Falling is a common cause of injury among the elderly and fear of falling can lead to a fear of going out, withdrawal from usual activities, depression and anxiety. Loss of mobility, flexibility and balance are factors that can lead to this.
If you have had a recent fall or near miss, are afraid of going to the shops alone in case someone bumps into you, are unable to get onto the ground to play with your grandkids or have difficulty getting dressed, you can benefit from exercise.
What type of exercises are good for balance?
The word “exercise” may be quite daunting, but it doesn’t have to involve “sweating it out at the gym”. You can practice some simple exercises at home to improve your balance and mobility. These can be practiced throughout the day.
Some tips for the below exercises before trying them:
• Hold onto a sturdy chair or table for support
• Start slowly and build up your capacity as you feel comfortable
• Don’t start exercising, or stop exercising if you feel unwell, dizzy or have chest pain
• You should feel a little wobbly, but not so much that you think you’re going to fall. Being a little bit wobbly will help to challenge your balance
• Not all exercises may be suitable for you – chat to your physiotherapist or exercise physiologist if you have any injury or health considerations!
1. Brushing your teeth
Practice standing with your feet together or on one leg while you brush your teeth.

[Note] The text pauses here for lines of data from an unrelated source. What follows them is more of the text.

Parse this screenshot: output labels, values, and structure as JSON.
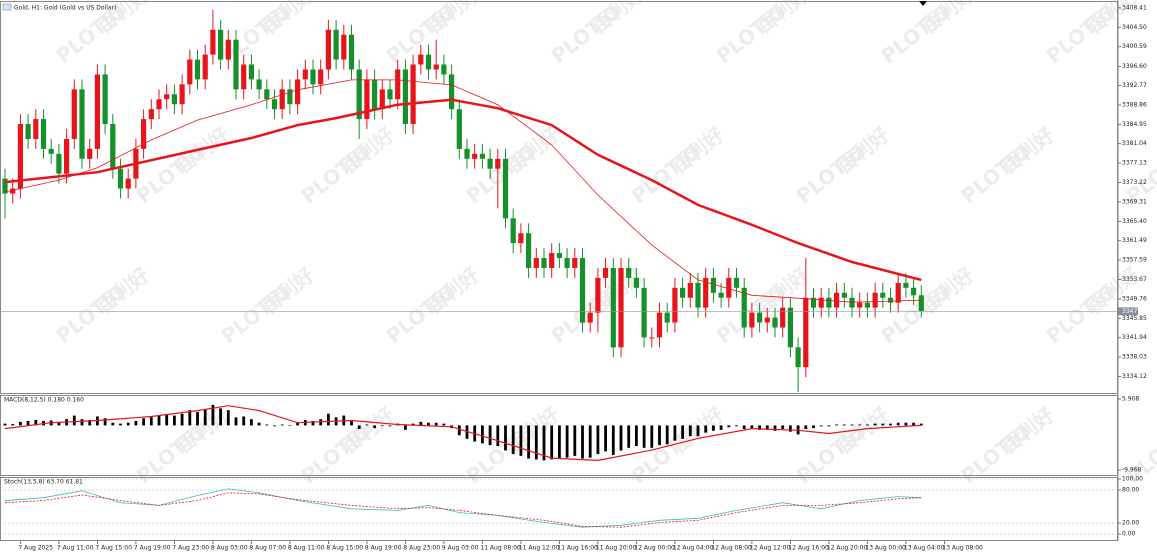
{
  "watermark": [
    "PLOTIO",
    "百利好"
  ],
  "chart_data": [
    {
      "type": "candlestick",
      "title": "Gold, H1: Gold (Gold vs US Dollar)",
      "up_color": "#e8141c",
      "down_color": "#15902a",
      "categories": [
        null,
        null,
        "7 Aug 2025",
        null,
        null,
        null,
        null,
        "7 Aug 11:00",
        null,
        null,
        null,
        null,
        "7 Aug 15:00",
        null,
        null,
        null,
        null,
        "7 Aug 19:00",
        null,
        null,
        null,
        null,
        "7 Aug 23:00",
        null,
        null,
        null,
        null,
        "8 Aug 03:00",
        null,
        null,
        null,
        null,
        "8 Aug 07:00",
        null,
        null,
        null,
        null,
        "8 Aug 11:00",
        null,
        null,
        null,
        null,
        "8 Aug 15:00",
        null,
        null,
        null,
        null,
        "8 Aug 19:00",
        null,
        null,
        null,
        null,
        "8 Aug 23:00",
        null,
        null,
        null,
        null,
        "9 Aug 03:00",
        null,
        null,
        null,
        null,
        "11 Aug 08:00",
        null,
        null,
        null,
        null,
        "11 Aug 12:00",
        null,
        null,
        null,
        null,
        "11 Aug 16:00",
        null,
        null,
        null,
        null,
        "11 Aug 20:00",
        null,
        null,
        null,
        null,
        "12 Aug 00:00",
        null,
        null,
        null,
        null,
        "12 Aug 04:00",
        null,
        null,
        null,
        null,
        "12 Aug 08:00",
        null,
        null,
        null,
        null,
        "12 Aug 12:00",
        null,
        null,
        null,
        null,
        "12 Aug 16:00",
        null,
        null,
        null,
        null,
        "12 Aug 20:00",
        null,
        null,
        null,
        null,
        "13 Aug 00:00",
        null,
        null,
        null,
        null,
        "13 Aug 04:00",
        null,
        null,
        null,
        null,
        "13 Aug 08:00"
      ],
      "open": [
        3374,
        3371,
        3372,
        3385,
        3382,
        3386,
        3380,
        3379,
        3375,
        3382,
        3392,
        3378,
        3380,
        3395,
        3385,
        3376,
        3372,
        3374,
        3380,
        3386,
        3388,
        3390,
        3391,
        3389,
        3393,
        3398,
        3394,
        3399,
        3404,
        3398,
        3402,
        3392,
        3397,
        3394,
        3392,
        3390,
        3388,
        3392,
        3389,
        3394,
        3396,
        3393,
        3396,
        3404,
        3398,
        3403,
        3396,
        3386,
        3394,
        3388,
        3392,
        3390,
        3396,
        3385,
        3397,
        3399,
        3396,
        3397,
        3395,
        3388,
        3380,
        3378,
        3379,
        3378,
        3376,
        3378,
        3366,
        3361,
        3363,
        3356,
        3358,
        3356,
        3359,
        3358,
        3356,
        3358,
        3345,
        3347,
        3354,
        3356,
        3340,
        3356,
        3354,
        3352,
        3342,
        3342,
        3347,
        3345,
        3352,
        3350,
        3353,
        3348,
        3354,
        3351,
        3350,
        3354,
        3352,
        3344,
        3347,
        3345,
        3346,
        3344,
        3348,
        3340,
        3336,
        3350,
        3348,
        3350,
        3348,
        3351,
        3350,
        3348,
        3349,
        3348,
        3351,
        3350,
        3349,
        3353,
        3352,
        3350.5,
        null,
        null,
        null
      ],
      "high": [
        3376,
        3374,
        3387,
        3387,
        3388,
        3388,
        3382,
        3381,
        3384,
        3394,
        3394,
        3382,
        3397,
        3397,
        3387,
        3378,
        3376,
        3382,
        3388,
        3390,
        3392,
        3393,
        3393,
        3395,
        3400,
        3400,
        3401,
        3408,
        3406,
        3404,
        3404,
        3399,
        3399,
        3396,
        3394,
        3392,
        3394,
        3394,
        3396,
        3398,
        3398,
        3398,
        3406,
        3406,
        3405,
        3405,
        3398,
        3396,
        3396,
        3394,
        3394,
        3398,
        3398,
        3399,
        3401,
        3401,
        3402,
        3399,
        3397,
        3390,
        3382,
        3381,
        3381,
        3380,
        3380,
        3380,
        3368,
        3365,
        3365,
        3360,
        3360,
        3361,
        3361,
        3360,
        3360,
        3360,
        3349,
        3356,
        3358,
        3358,
        3358,
        3358,
        3356,
        3354,
        3344,
        3349,
        3349,
        3354,
        3354,
        3355,
        3355,
        3356,
        3356,
        3353,
        3356,
        3356,
        3354,
        3349,
        3349,
        3348,
        3348,
        3350,
        3350,
        3342,
        3358,
        3352,
        3352,
        3352,
        3353,
        3353,
        3352,
        3351,
        3351,
        3353,
        3353,
        3352,
        3355,
        3355,
        3354,
        3352.5,
        null,
        null,
        null
      ],
      "low": [
        3366,
        3369,
        3370,
        3380,
        3380,
        3378,
        3377,
        3373,
        3373,
        3380,
        3376,
        3376,
        3378,
        3383,
        3374,
        3370,
        3370,
        3372,
        3378,
        3384,
        3386,
        3388,
        3387,
        3387,
        3391,
        3392,
        3392,
        3397,
        3396,
        3396,
        3390,
        3390,
        3392,
        3390,
        3388,
        3386,
        3386,
        3387,
        3387,
        3392,
        3391,
        3391,
        3394,
        3396,
        3396,
        3394,
        3382,
        3384,
        3386,
        3386,
        3388,
        3388,
        3383,
        3383,
        3395,
        3394,
        3394,
        3393,
        3386,
        3378,
        3376,
        3376,
        3376,
        3374,
        3368,
        3364,
        3359,
        3359,
        3354,
        3354,
        3354,
        3354,
        3356,
        3354,
        3354,
        3343,
        3343,
        3343,
        3352,
        3338,
        3338,
        3352,
        3350,
        3340,
        3340,
        3340,
        3343,
        3343,
        3348,
        3348,
        3346,
        3346,
        3349,
        3348,
        3348,
        3350,
        3342,
        3342,
        3343,
        3343,
        3342,
        3342,
        3338,
        3331,
        3334,
        3346,
        3346,
        3346,
        3346,
        3348,
        3346,
        3346,
        3346,
        3346,
        3348,
        3347,
        3347,
        3350,
        3348.5,
        3346,
        null,
        null,
        null
      ],
      "close": [
        3371,
        3372,
        3385,
        3382,
        3386,
        3380,
        3379,
        3375,
        3382,
        3392,
        3378,
        3380,
        3395,
        3385,
        3376,
        3372,
        3374,
        3380,
        3386,
        3388,
        3390,
        3391,
        3389,
        3393,
        3398,
        3394,
        3399,
        3404,
        3398,
        3402,
        3392,
        3397,
        3394,
        3392,
        3390,
        3388,
        3392,
        3389,
        3394,
        3396,
        3393,
        3396,
        3404,
        3398,
        3403,
        3396,
        3386,
        3394,
        3388,
        3392,
        3390,
        3396,
        3385,
        3397,
        3399,
        3396,
        3397,
        3395,
        3388,
        3380,
        3378,
        3379,
        3378,
        3376,
        3378,
        3366,
        3361,
        3363,
        3356,
        3358,
        3356,
        3359,
        3358,
        3356,
        3358,
        3345,
        3347,
        3354,
        3356,
        3340,
        3356,
        3354,
        3352,
        3342,
        3342,
        3347,
        3345,
        3352,
        3350,
        3353,
        3348,
        3354,
        3351,
        3350,
        3354,
        3352,
        3344,
        3347,
        3345,
        3346,
        3344,
        3348,
        3340,
        3336,
        3350,
        3348,
        3350,
        3348,
        3351,
        3350,
        3348,
        3349,
        3348,
        3351,
        3350,
        3349,
        3353,
        3352,
        3350.5,
        3347.26,
        null,
        null,
        null
      ],
      "last_price": 3347.26,
      "overlays": [
        {
          "color": "#e8141c",
          "width": 2.5,
          "x": [
            0,
            12,
            25,
            32,
            38,
            43,
            51,
            58,
            64,
            71,
            77,
            84,
            90,
            97,
            103,
            110,
            119
          ],
          "values": [
            3373.3,
            3375.3,
            3379.8,
            3382.2,
            3384.8,
            3386.2,
            3388.9,
            3389.9,
            3388.2,
            3384.8,
            3378.8,
            3373.7,
            3368.7,
            3364.7,
            3361.0,
            3357.2,
            3353.6
          ]
        },
        {
          "color": "#e8141c",
          "width": 0.8,
          "x": [
            0,
            7,
            12,
            19,
            25,
            32,
            38,
            45,
            51,
            58,
            64,
            71,
            77,
            84,
            90,
            97,
            103,
            110,
            119
          ],
          "values": [
            3371.3,
            3373.7,
            3376.2,
            3381.8,
            3385.8,
            3388.9,
            3391.9,
            3393.9,
            3393.9,
            3392.9,
            3388.9,
            3380.8,
            3370.7,
            3360.6,
            3353.6,
            3350.5,
            3349.9,
            3349.1,
            3349.5
          ]
        }
      ],
      "ylim": [
        3330.8,
        3409.6
      ],
      "yticks": [
        3408.41,
        {
          "value": 3404.5,
          "label": "3404.50"
        },
        3400.59,
        {
          "value": 3396.6,
          "label": "3396.60"
        },
        3392.77,
        3388.86,
        3384.95,
        3381.04,
        3377.13,
        3373.22,
        3369.31,
        {
          "value": 3365.4,
          "label": "3365.40"
        },
        3361.49,
        3357.59,
        3353.67,
        3349.76,
        3345.85,
        3341.94,
        3338.03,
        3334.12
      ]
    },
    {
      "type": "bar",
      "title": "MACD(8,12,5) 0.180 0.160",
      "color": "#000000",
      "values": [
        0.4,
        0.3,
        0.8,
        1.0,
        1.2,
        1.0,
        1.1,
        0.8,
        1.4,
        2.2,
        1.4,
        1.2,
        2.0,
        1.6,
        0.6,
        0.4,
        0.6,
        1.0,
        1.6,
        2.0,
        2.2,
        2.4,
        2.2,
        2.6,
        3.4,
        3.0,
        3.6,
        4.6,
        3.8,
        3.4,
        1.8,
        2.0,
        1.4,
        0.6,
        0.2,
        -0.2,
        0.2,
        0,
        0.6,
        1.2,
        1.0,
        1.4,
        2.6,
        1.8,
        2.2,
        1.2,
        -0.8,
        0.2,
        -0.6,
        0,
        -0.2,
        0.4,
        -1.0,
        0.4,
        0.8,
        0.6,
        0.6,
        0.4,
        -0.6,
        -2.2,
        -3.0,
        -3.6,
        -4.0,
        -4.4,
        -4.6,
        -5.6,
        -6.4,
        -6.8,
        -7.4,
        -7.6,
        -7.8,
        -7.6,
        -7.4,
        -7.2,
        -6.8,
        -7.4,
        -7.2,
        -6.4,
        -5.8,
        -6.6,
        -5.6,
        -5.0,
        -4.6,
        -5.0,
        -5.0,
        -4.4,
        -4.2,
        -3.4,
        -3.0,
        -2.4,
        -2.4,
        -1.6,
        -1.2,
        -1.0,
        -0.4,
        -0.2,
        -0.8,
        -0.8,
        -1.0,
        -1.0,
        -1.2,
        -0.8,
        -1.4,
        -2.0,
        -0.8,
        -0.6,
        -0.2,
        -0.2,
        0.2,
        0.2,
        0.2,
        0.2,
        0.2,
        0.4,
        0.4,
        0.4,
        0.6,
        0.6,
        0.6,
        0.4,
        null,
        null,
        null
      ],
      "overlays": [
        {
          "color": "#e8141c",
          "width": 1.2,
          "x": [
            0,
            6,
            12,
            19,
            25,
            29,
            33,
            38,
            45,
            51,
            58,
            64,
            71,
            77,
            84,
            90,
            97,
            103,
            107,
            112,
            119
          ],
          "values": [
            -0.7,
            0.6,
            1.1,
            2.0,
            3.3,
            4.4,
            3.3,
            0.6,
            1.1,
            0.2,
            -0.3,
            -3.4,
            -7.3,
            -7.8,
            -5.5,
            -2.9,
            -0.7,
            -1.1,
            -1.8,
            -0.7,
            0
          ]
        }
      ],
      "ylim": [
        -11.07,
        6.57
      ],
      "yticks": [
        5.908,
        -9.968
      ]
    },
    {
      "type": "line",
      "title": "Stoch(13,5,8) 63.70 61.81",
      "series": [
        {
          "color": "#3cb8c4",
          "dash": false,
          "x": [
            0,
            5,
            10,
            15,
            20,
            25,
            29,
            33,
            38,
            45,
            51,
            55,
            59,
            64,
            70,
            75,
            80,
            85,
            90,
            95,
            101,
            106,
            111,
            116,
            119
          ],
          "values": [
            60.7,
            66,
            78.6,
            57,
            52,
            70,
            82,
            75,
            61,
            46,
            43,
            52,
            39,
            34,
            21,
            12.5,
            16,
            25,
            28.6,
            43,
            57,
            46,
            61,
            68,
            66
          ]
        },
        {
          "color": "#e8141c",
          "dash": true,
          "x": [
            0,
            5,
            10,
            15,
            20,
            25,
            29,
            33,
            38,
            45,
            51,
            55,
            59,
            64,
            70,
            75,
            80,
            85,
            90,
            95,
            101,
            106,
            111,
            116,
            119
          ],
          "values": [
            57,
            61,
            71,
            61,
            52,
            61,
            75,
            73,
            62.5,
            52,
            46,
            48,
            43,
            34,
            25,
            14,
            12.5,
            21,
            25,
            39,
            52,
            52,
            57,
            64,
            66
          ]
        }
      ],
      "ylim": [
        -10.7,
        101.8
      ],
      "yticks": [
        {
          "value": 100,
          "label": "100.00"
        },
        {
          "value": 80,
          "label": "80.00"
        },
        {
          "value": 20,
          "label": "20.00"
        },
        {
          "value": 0,
          "label": "0.00"
        }
      ]
    }
  ]
}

2. Tight rope walking (semi tandem or tandem)
You can use a line in your flooring, such as the grout in tiles on the join between floorboards. Pretend that you are walking along a tight rope by placing one foot in front of the other, touching the heel of your front foot against the toes of your back foot – using a countertop for support if you need. If you really want to challenge yourself, try doing it backwards!
Practice for about 5 minutes
3. Chair stretch (glutes)
Sitting towards the edge of your chair, place your right ankle on your left knee. You may already feel a stretch in your right hip, if you would like more of a stretch try leaning forward.
Hold this position for 30 seconds
4. Chair reach (hamstrings)
Sitting on a chair, keeping your right leg straight place the heel of your right foot on the ground. You may already feel a stretch in the back of your thigh (hamstrings). If you want more of a stretch try to touch your hands to your toes. Repeat for your left leg.
Hold this position for 30 seconds
5. Chair stand (squat)
Place a chair against wall so it won’t slide away. Start from a seated position and stand up, trying not to use your hands, then sit down again. If you really want to challenge yourself, try holding onto a weight as you do it!
Practice 2-3 sets of 8 repetitions
6. Calf raise
Stand with your feet slightly apart, and raise onto your tip toes, then lower down. If you want a challenge try doing it on one leg!
Practice 2-3 x 12 times
Take home message
Try the above exercises as a starting point; if you would like extra guidance or more individualised exercises to work on your specific area of concern when it comes to mobility or balance you can chat to a physiotherapist or exercise physiologist for some additional support!